The courses available would be a factor but do you need a degree to be an ace in anything?
I don’t think so. I think the Games Lobby could work to reduce the cost of entry to the gaming market. For instance, the cost of a development kit for the Sony Playstation Portable is £50,000 for hardware alone and an extra £5,000 per person for the tools. Additional software like Renderman might add thousands more to the tally and this is all before you figure in salaries.[1]
This barrier to entry is not insignificant. If hackers in the home cannot work on these things, if universities cannot afford these costs or if students can’t work on them part time, then they are not going to develop the skills to compete in this marketplace.
Microsoft has given some lip service to this criticism with the XNA Game Studio Express. For $99 a year, you can transport code onto your XBox 360. This isn’t going to be the same as a full developer kit (I mean, you’re not going to cloning Halo 3 with it) but I know of some people who have been hired based on the quality of their XNA Community contributions. Reading the specifications, it really provides an interesting alternative.
That said, the market can be extremely profitable.
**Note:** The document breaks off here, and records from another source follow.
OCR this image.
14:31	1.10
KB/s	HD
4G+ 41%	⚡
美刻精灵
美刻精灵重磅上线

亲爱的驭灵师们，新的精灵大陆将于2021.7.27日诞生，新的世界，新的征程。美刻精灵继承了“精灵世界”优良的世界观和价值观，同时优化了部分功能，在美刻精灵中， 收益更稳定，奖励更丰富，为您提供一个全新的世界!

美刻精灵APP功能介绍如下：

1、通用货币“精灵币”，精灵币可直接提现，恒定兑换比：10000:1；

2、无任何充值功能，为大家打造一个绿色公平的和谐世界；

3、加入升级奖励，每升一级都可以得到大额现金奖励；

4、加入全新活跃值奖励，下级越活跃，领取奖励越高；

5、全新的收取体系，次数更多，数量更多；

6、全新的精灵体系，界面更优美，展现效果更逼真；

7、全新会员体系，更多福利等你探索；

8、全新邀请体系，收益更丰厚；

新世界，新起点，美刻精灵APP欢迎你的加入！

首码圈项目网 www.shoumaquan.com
While an edge case, Halo 3 cost around $50 million to develop but took in $170 million in sales on the first day. Compare this to Pacman – Atari spent around $100,000 to develop for the Video Computer System but made $300 Million back. costs of development are undoubtedly spiralling.
It’s not all doom and gloom. Nintendo hopes to offer development kits for as little as £1732 per developer and Sony does offer development kits to some schools and colleges at a cut price.
I think that Android and the iPhone will start to pave the way here – they offer free development kits, the iPhone offers hardware in excess of the PSP or Nintendo DS Lite (and presumably shipping Android hardware will be comparable) and they’ll make it really easy to buy and download new software (as we’ve seen already with iPhone).
It will be up to educators, lobbyists, interested civil servants and enterpreneurs to bridge this gap.
[1] Source: The Northern Ireland Digital Content Strategy (InvestNI)
81? I wasn’t even aware there was 1 computer game degree offered in the UK. Imagine a course to prepare you to become an EA slave 😉
I’m shocked that having an A-level in Maths is putting folks off as it seemed a necessity a decade ago if you wanted to go on to do anything technical. My peers who went on to become doctors, vets etc had it worse: they all had to do Maths and the 3 sciences!
They’ve offered ‘game related’ degree material at QUB and UU for ages.
Computer Games Design and Development, QUB
Requirements: BBB including Maths or Physics.
It actually looks really interesting. They use the XNA toolkit.
BSc Hons Computing (Digital Games Development) with DIS, UU Coleraine
Again it uses XNA.
BEng Hons Computer Games Development, UU Magee
BSc Hons Multimedia Computer Games, UU Magee
See, games training alive and well in Nor’n Ireland
Good points about iPhone and Android SDKs!
In my day it was only Computer Science or Business & Information Technology from what I can remember.
I wish I still had my code for “Mortal Pong” – the market is just crying out for a cross between a beat ’em up and a tennis simulation!
I’d say that’s an untapped market for sure.
Write it! I wanna play it!
Eat chainsaw, Pete Sampras!
Ah, relive the 80s playing as Bjorn Borg! And his razor-tipped raquets!